Right now, there is no equal protection under the law for preborn human beings in Idaho, and as we wait decade after decade to find friends on the Supreme Court, we allow the murder of 1,750 Idaho babies every year. We should not allow one more week to go by while abiding by these unjust judicial opinions. Courts do not make laws – they render opinions. And their opinions are not valid if those opinions are an egregious violation of the protections afforded to the people by the 5th, 9th, 10th and 14th amendments to the US Constitution and by Article I, Section 1 of the Idaho Constitution. Our legislature and governor have a moral, constitutional and legal responsibility to protect all human life. The state of the emergency for the preborn suggests the right course of action is to defy the courts that are contrary to the equal protection of all human life.
Our Idaho initiative petition starts from the premise that the courts need to be ignored and defied. Unfortunately, legal abortion now is not just a matter of unjust court opinion. Because of the state of Idaho’s capitulation to unjust courts, we now have two whole chapters of Idaho code that represent the sum total of decades of abortion regulation.
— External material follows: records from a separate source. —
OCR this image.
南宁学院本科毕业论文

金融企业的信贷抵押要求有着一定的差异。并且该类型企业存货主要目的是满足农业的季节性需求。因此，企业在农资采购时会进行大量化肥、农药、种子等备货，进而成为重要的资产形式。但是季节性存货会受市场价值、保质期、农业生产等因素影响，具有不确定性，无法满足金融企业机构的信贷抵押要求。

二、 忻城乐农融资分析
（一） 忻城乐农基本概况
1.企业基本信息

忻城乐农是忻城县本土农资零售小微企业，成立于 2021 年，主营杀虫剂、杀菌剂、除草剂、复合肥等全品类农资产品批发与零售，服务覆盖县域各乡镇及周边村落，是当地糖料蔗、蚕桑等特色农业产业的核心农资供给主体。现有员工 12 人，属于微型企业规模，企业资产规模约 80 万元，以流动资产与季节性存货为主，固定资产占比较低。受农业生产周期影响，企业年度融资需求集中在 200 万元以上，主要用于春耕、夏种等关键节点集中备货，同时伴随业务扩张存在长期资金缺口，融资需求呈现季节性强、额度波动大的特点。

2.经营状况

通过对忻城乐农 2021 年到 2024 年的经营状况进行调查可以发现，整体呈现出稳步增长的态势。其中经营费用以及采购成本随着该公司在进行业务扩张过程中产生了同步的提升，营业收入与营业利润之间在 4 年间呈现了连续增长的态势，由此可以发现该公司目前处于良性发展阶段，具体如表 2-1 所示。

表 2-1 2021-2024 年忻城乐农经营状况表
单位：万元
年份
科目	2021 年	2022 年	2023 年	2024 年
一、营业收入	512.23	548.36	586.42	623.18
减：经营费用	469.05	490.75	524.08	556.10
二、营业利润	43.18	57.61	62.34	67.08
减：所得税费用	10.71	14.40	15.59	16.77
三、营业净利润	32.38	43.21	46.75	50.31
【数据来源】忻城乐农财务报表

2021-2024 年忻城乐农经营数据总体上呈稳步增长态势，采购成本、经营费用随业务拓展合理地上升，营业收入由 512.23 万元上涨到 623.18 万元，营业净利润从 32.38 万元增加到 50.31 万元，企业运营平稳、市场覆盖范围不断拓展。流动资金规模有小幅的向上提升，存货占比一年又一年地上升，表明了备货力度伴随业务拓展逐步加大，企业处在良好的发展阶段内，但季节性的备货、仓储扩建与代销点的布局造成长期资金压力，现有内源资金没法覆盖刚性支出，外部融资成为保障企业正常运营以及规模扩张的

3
These are the title 18, chapters 5 and 6 that our initiative will repeal (in fact, chapter 5 is not even being enforced presently because of a federal court ruling against it, of course). In our aggravated battery criminal law, we have written in an exception to aggravated battery that allows mothers and abortionists to commit aggravated battery legally against the preborn child while they are in the process of killing the preborn child. So, we amend that code to get rid of the exception for them to commit that crime. Then, we repeal the section 18-4016 of our murder laws that allow mothers and abortionists to kill preborn children.
The difference between legislation that would abolish abortion versus pro-life legislation is that the abolitionist legislation does not attempt to regulate murder. Rather, it prohibits murder altogether.